Voorts dient daarbij in aanmerking te worden genomen dat het maximale geluidsniveau van 67 dB(A), gemeten voor de gevel van de woning van eiser de aanbevolen grenswaarde van 70 dB(A) voor de dagperiode al zeer dicht nadert. Daarbij kan worden betrokken dat in voornoemde handreiking ook is gesteld dat geluiden die kortstondig optreden (maximale geluidsniveau’s (Lmax)) in het algemeen als meer hinderlijk ervaren worden naarmate die verder boven het equivalente geluidsbeeld (de achtergrond) uitkomen. Vooralsnog is daarbij aanbevolen 10 dB als maximum verschil aan te houden bij het opstellen van voorschriften.
Voor zover verweerder het nu voorliggende geval vergelijkt met de zaak waarop de uitspraak van de Afdeling van 27 mei 2009 (gepubliceerd op www.rechtspraak.nl onder LJ nummer BI4970) ziet, gaat dit naar het oordeel van de rechtbank reeds niet op omdat in dit geval geen sprake is van een landelijke omgeving die bij uitstek geschikt is voor het hobbymatig houden van hanen, doch een binnen de bebouwde kom gelegen woonbuurt met geschakelde achtertuinen die primair dienen voor gebruik behorend bij de woonfunctie.

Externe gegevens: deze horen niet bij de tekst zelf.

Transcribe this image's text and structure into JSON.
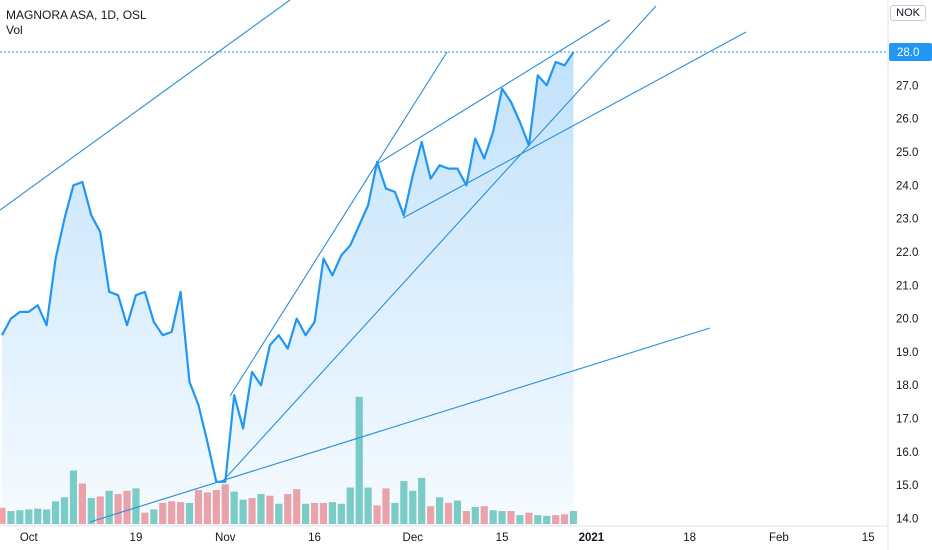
{
  "header": {
    "title": "MAGNORA ASA, 1D, OSL",
    "vol_label": "Vol",
    "currency": "NOK"
  },
  "colors": {
    "line": "#2196f3",
    "trend": "#2a8fd6",
    "vol_up": "#7fcfc4",
    "vol_down": "#f4a3a7",
    "last_price_badge": "#2196f3"
  },
  "chart_data": {
    "type": "line",
    "title": "MAGNORA ASA, 1D, OSL",
    "ylim": [
      13.8,
      29.5
    ],
    "y_ticks": [
      "14.0",
      "15.0",
      "16.0",
      "17.0",
      "18.0",
      "19.0",
      "20.0",
      "21.0",
      "22.0",
      "23.0",
      "24.0",
      "25.0",
      "26.0",
      "27.0",
      "28.0"
    ],
    "last_price": "28.0",
    "x_ticks": [
      {
        "label": "Oct",
        "i": 3
      },
      {
        "label": "19",
        "i": 15
      },
      {
        "label": "Nov",
        "i": 25
      },
      {
        "label": "16",
        "i": 35
      },
      {
        "label": "Dec",
        "i": 46
      },
      {
        "label": "15",
        "i": 56
      },
      {
        "label": "2021",
        "i": 66
      },
      {
        "label": "18",
        "i": 77
      },
      {
        "label": "Feb",
        "i": 87
      },
      {
        "label": "15",
        "i": 97
      }
    ],
    "series": [
      {
        "values": [
          19.5,
          20.0,
          20.2,
          20.2,
          20.4,
          19.8,
          21.8,
          23.0,
          24.0,
          24.1,
          23.1,
          22.6,
          20.8,
          20.7,
          19.8,
          20.7,
          20.8,
          19.9,
          19.5,
          19.6,
          20.8,
          18.1,
          17.4,
          16.3,
          15.1,
          15.1,
          17.7,
          16.7,
          18.4,
          18.0,
          19.2,
          19.5,
          19.1,
          20.0,
          19.5,
          19.9,
          21.8,
          21.3,
          21.9,
          22.2,
          22.8,
          23.4,
          24.7,
          23.9,
          23.8,
          23.1,
          24.3,
          25.3,
          24.2,
          24.6,
          24.5,
          24.5,
          24.0,
          25.4,
          24.8,
          25.6,
          26.9,
          26.5,
          25.9,
          25.2,
          27.3,
          27.0,
          27.7,
          27.6,
          28.0
        ]
      }
    ],
    "volume": {
      "values": [
        2.0,
        1.6,
        1.7,
        1.8,
        1.9,
        1.8,
        2.8,
        3.3,
        6.6,
        5.0,
        3.2,
        3.4,
        4.1,
        3.7,
        4.1,
        4.4,
        1.4,
        1.8,
        2.6,
        2.8,
        2.7,
        2.6,
        4.2,
        3.9,
        4.2,
        4.9,
        4.0,
        3.0,
        3.2,
        3.7,
        3.5,
        2.5,
        3.7,
        4.3,
        2.5,
        2.6,
        2.6,
        2.7,
        2.5,
        4.5,
        15.7,
        4.5,
        2.3,
        4.4,
        2.6,
        5.3,
        4.1,
        5.7,
        2.2,
        3.3,
        2.6,
        2.9,
        1.6,
        2.1,
        2.2,
        1.7,
        1.6,
        1.6,
        1.1,
        1.4,
        1.1,
        1.0,
        1.1,
        1.2,
        1.6
      ],
      "direction": [
        0,
        1,
        1,
        1,
        1,
        1,
        1,
        1,
        1,
        0,
        1,
        0,
        1,
        0,
        0,
        1,
        0,
        1,
        0,
        0,
        0,
        1,
        0,
        0,
        0,
        0,
        1,
        1,
        0,
        1,
        0,
        1,
        0,
        0,
        1,
        0,
        0,
        1,
        1,
        1,
        1,
        1,
        0,
        0,
        1,
        1,
        1,
        1,
        0,
        1,
        0,
        1,
        0,
        1,
        0,
        1,
        1,
        0,
        1,
        0,
        1,
        1,
        0,
        0,
        1
      ]
    },
    "grid": false
  }
}
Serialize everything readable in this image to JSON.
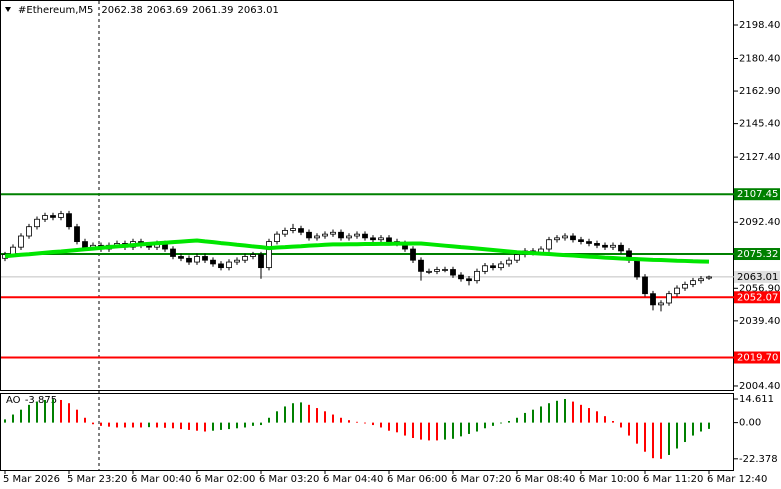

8. Gelet op het vorenstaande heeft verweerder een onjuiste invulling gegeven aan artikel 2.4.18 van de APV en heeft verweerder nagelaten ter voorbereiding van het bestreden besluit de nodige kennis omtrent de relevante feiten en de af te wegen belangen te vergaren. Het bestreden besluit komt daarom voor vernietiging in aanmerking wegens strijd met artikel 3:2 van de Algemene wet bestuursrecht. Het beroep is dus gegrond en verweerder zal worden opgedragen opnieuw te beslissen op de bezwaren van eiser met inachtneming van hetgeen hiervoor is overwogen. De rechtbank wijst er op dat daarbij de APV van toepassing is zoals die op dat moment geldt, tenzij het overgangsrecht anders bepaalt.
9. Voor een proceskostenveroordeling ziet de rechtbank geen aanleiding nu niet is gebleken dat eiser voor de behandeling van het beroep kosten heeft gemaakt die op grond van het Besluit proceskosten bestuursrecht voor vergoeding in aanmerking komen. Wel dient het door eiser betaalde griffierecht te worden vergoed.
Beslissing
De rechtbank
- verklaart het beroep gegrond;
- vernietigt het bestreden besluit;
- draagt verweerder op een nieuwe beslissing op het bezwaarschrift van eiser te nemen met inachtneming van hetgeen in deze uitspraak is overwogen;
- bepaalt dat de gemeente Den Helder aan eiser het griffierecht ten bedrage van € 143,00 vergoedt.
Deze uitspraak is gedaan op 8 juli 2009 door mr. P.H. Lauryssen, rechter, in tegenwoordigheid van mr. D.J.H. Best, griffier.
griffier rechter
Tegen deze uitspraak kunnen belanghebbenden - in elk geval de eisende partij - en verweerder hoger beroep instellen. Hoger beroep wordt ingesteld door binnen zes weken na de datum van verzending van deze uitspraak een brief (beroepschrift) en een kopie van deze uitspraak te zenden aan de Afdeling bestuursrechtspraak van de Raad van State, Postbus 20019, 2500 EA Den Haag.